Borgo storico, vandali scatenati E il Comune mette le telecamere

L’allarme del consigliere delegato Palumbo: «È da un anno che subiamo danneggiamenti, ora basta» Si sospetta di un gruppo di ragazzini, responsabili di cestini e tombini divelti, e di specchi in frantumi
MONTESILVANO. Vandali in azione nel borgo storico di Montesilvano Colle. Nelle ultime settimane sono ripresi i raid degli adolescenti incivili che si divertono a distruggere quanto incontrano lungo le stradine della parte più antica della città, senza alcun rispetto per le cose comuni e per le casse comunali.
A lanciare il grido d’allarme è il consigliere con delega alla valorizzazione e alla tutela di Montesilvano Colle, Danilo Palumbo, mettendo in luce i danni più recenti e ricordando come ormai da tanto tempo nelle strade del centro storico si ripetano simili atti vandalici.
«In qualità di consigliere delegato al borgo storico, ma soprattutto di cittadino e di residente di Montesilvano Colle», commenta l’amministratore di maggioranza, «sono davvero stanco di assistere ogni giorno a un atto vandalico. I teppisti, suppongo tutti di età molto giovane, passano il loro tempo a distruggere tutti gli specchi installati dall’amministrazione comunale agli incroci con le strade più strette. Poi hanno divelto diversi cestini e scardinato i pozzetti della pubblica illuminazione, lasciandoli scoperti con gravi rischi anche per l’incolumità loro e dei cittadini ignari. E poi, in più di un’occasione, hanno rotto anche la staccionata».

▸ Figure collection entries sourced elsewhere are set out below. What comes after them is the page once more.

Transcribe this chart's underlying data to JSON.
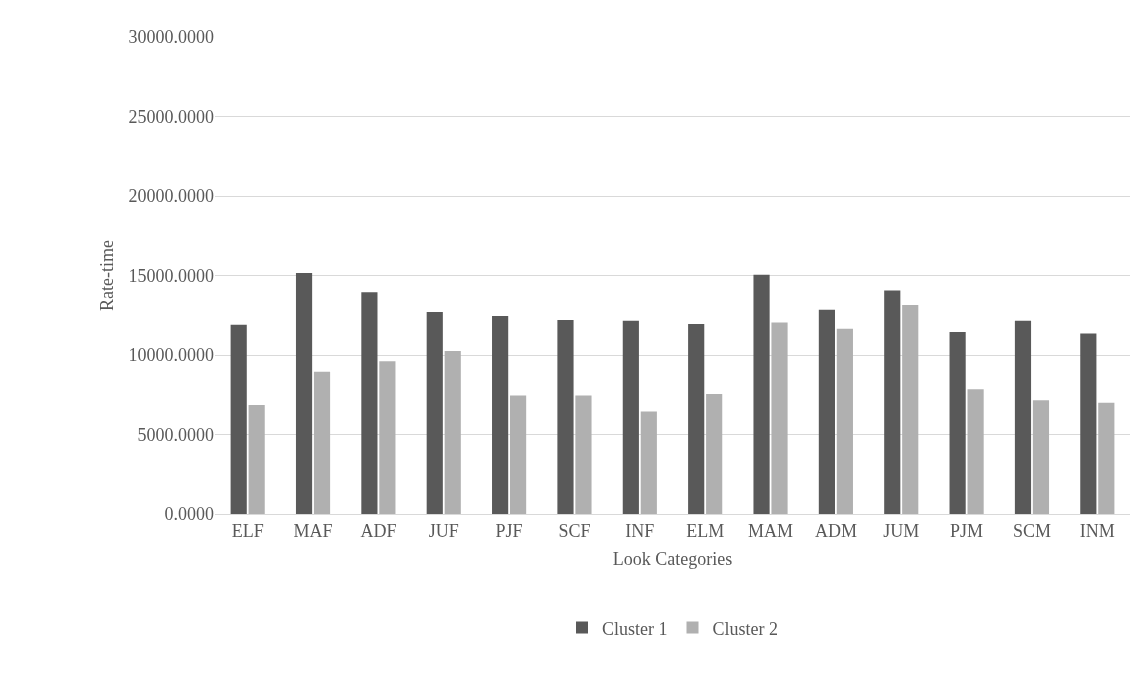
{
  "chart_data": {
    "type": "bar",
    "xlabel": "Look Categories",
    "ylabel": "Rate-time",
    "categories": [
      "ELF",
      "MAF",
      "ADF",
      "JUF",
      "PJF",
      "SCF",
      "INF",
      "ELM",
      "MAM",
      "ADM",
      "JUM",
      "PJM",
      "SCM",
      "INM"
    ],
    "series": [
      {
        "name": "Cluster 1",
        "color": "#595959",
        "values": [
          11900,
          15150,
          13950,
          12700,
          12450,
          12200,
          12150,
          11950,
          15050,
          12850,
          14050,
          11450,
          12150,
          11350
        ]
      },
      {
        "name": "Cluster 2",
        "color": "#b0b0b0",
        "values": [
          6850,
          8950,
          9600,
          10250,
          7450,
          7450,
          6450,
          7550,
          12050,
          11650,
          13150,
          7850,
          7150,
          7000
        ]
      }
    ],
    "ylim": [
      0,
      30000
    ],
    "yticks": [
      {
        "value": 0,
        "label": "0.0000"
      },
      {
        "value": 5000,
        "label": "5000.0000"
      },
      {
        "value": 10000,
        "label": "10000.0000"
      },
      {
        "value": 15000,
        "label": "15000.0000"
      },
      {
        "value": 20000,
        "label": "20000.0000"
      },
      {
        "value": 25000,
        "label": "25000.0000"
      },
      {
        "value": 30000,
        "label": "30000.0000"
      }
    ],
    "grid": "y",
    "legend": "bottom"
  }
}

Come riferisce il consigliere, la maggior parte degli atti vandalici si verificano in piazza Galli e lungo la passeggiata appena riqualificata che consente di circumnavigare il centro storico, collegando le due piazza del borgo, luogo di incontro dei ragazzi più giovani di Montesilvano. Non è la prima volta che Palumbo mette in luce simili atteggiamenti ai danni di arredi e beni comuni di Montesilvano Colle. L’ultimo appello era stato lanciato a febbraio del 2022, quando l’amministratore si era rivolto non solo ai ragazzi, ma soprattutto alle loro famiglie affinché insegnassero la buona educazione ai propri figli, evitando il ripetersi degli atti vandalici.
«È passato più di un anno da quell’appello, ma nulla è cambiato», evidenzia. «A questo punto, come amministrazione comunale, saremo costretti a passare alle maniere forti. Installeremo delle fototrappole nei luoghi più gettonati del borgo storico. Ricordo che le immagini di videosorveglianza saranno poi visionate dagli agenti della polizia municipale, così da assicurare la giusta punizione a chi compie queste azioni spregevoli. Simili atti vandalici, infatti, fanno male alla città per almeno due motivi: il primo è perché creano degrado e incuria e vanificano tutte le azioni che stiamo portando avanti per la riqualificazione e il rilancio del borgo storico. E poi perché pesano in maniera notevole sulle casse comunali, dal momento che il Comune deve intervenire continuamente per ripristinare l'ordine e la sicurezza ad ogni passaggio dei vandali. Se non ci hanno pensato i genitori a dare loro la giusta educazione, ci proveremo noi con la collaborazione delle forze dell’ordine».